Management : Techné, l'entreprise qui rêve d'être copiée

Georges Fontaines, fondateur du groupe Techné, participera à un débat jeudi 25 avril à 18 heures à l'ESDES, à Lyon sur le thème : « Le bonheur en entreprise : une douce illusion ? »  © Entretiens avec les entrepreneurs
Georges Fontaines, fondateur du groupe Techné, participera à un débat jeudi 25 avril à 18 heures à l'ESDES, à Lyon sur le thème : « Le bonheur en entreprise : une douce illusion ? » © Entretiens avec les entrepreneurs
Audrey Henrion, à Lyon (Acteurs de l'économie)  |   -  587  mots
Le modèle d'organisation et de management de cette entreprise du Beaujolais qui fabrique des joints d'étanchéité et de la robinetterie industrielle repose sur trois principes, confiance, respect et information permanente. Et surtout sur un mode managérial atypique : le dirigeant doit sécuriser ses salariés et les faire rêver...

Faire le tri entre les multiples normes et critères, labels et autres chartes sensés définir une entreprise « socialement responsable» : tel est l'objectif d'un colloque parlementaire initié par la députée de Savoie Béatrice Santais (PS) et organisé mardi 23 avril à la Maison de la Chimie. Parmi les intervenants : Georges Fontaines, fondateur de Techné, prospère entreprise de 350 salariés, 35 millions d'euros de chiffre d'affaires. Le modèle de son entreprise, désormais confiée à sa fille Marie, reste unique en France et repose sur trois principes (confiance, respect et information permanente) et un mode managérial atypique : le dirigeant doit sécuriser et faire rêver.
Mais comment imaginer en quoi cette PME qui fabrique des joints d'étanchéité et de la robinetterie industrielle peut faire rêver ? Pour le comprendre, direction le siège de l'entreprise, à Morancé, au c?ur du Beaujolais (Rhône). Chez Georges et Marie Fontaines (enfin, chez leurs employés, car les murs de l'entreprise appartiennent aux salariés, via une SCI), l'équipe est en autogestion, travaille théoriquement 39 heures avec 22 jours de RTT, dont 11 imposés.
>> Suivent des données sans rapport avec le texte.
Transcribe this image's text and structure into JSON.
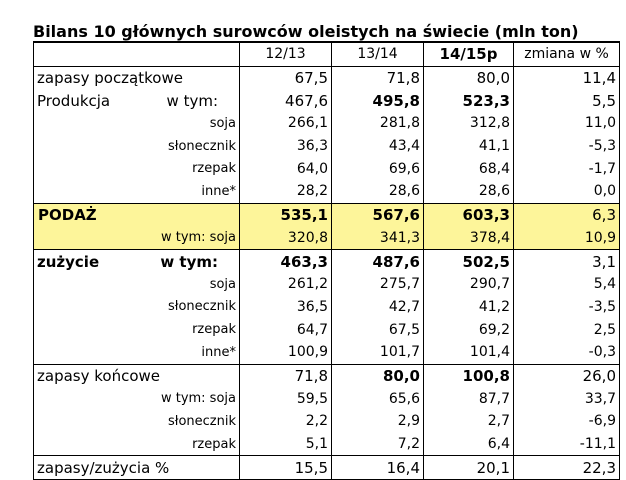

Mais ici, personne ne compte vraiment son temps de travail : « On a loué deux fois une pointeuse, à la demande de quelques salariés ; et on les a rendues après 15 jours ». Les salariés de 14 nationalités différentes et de religion diverses (un lieu de prière a été aménagé pour deux d'entre eux) perçoivent, en plus du loyer pour la location des murs à leur entreprise, un intéressement, une participation, leur salaire étant composé d'un fixe à 80% et d'une part variable indexée sur les résultats du mois (20%).
Quel est donc le secret d'une telle réussite qui paraît, en plus, facile à mettre en ?uvre ? La transparence... qui rassure. Ici, chacun peut voir sur son écran d'ordinateur quelle est, en temps réel, la valeur du chiffre d'affaires de la journée, en le comparant à celui de l'année précédente, les prévisions de facturations et celles effectuées, l'encours financier, les traites en portefeuille, le carnet de commandes fermes, etc.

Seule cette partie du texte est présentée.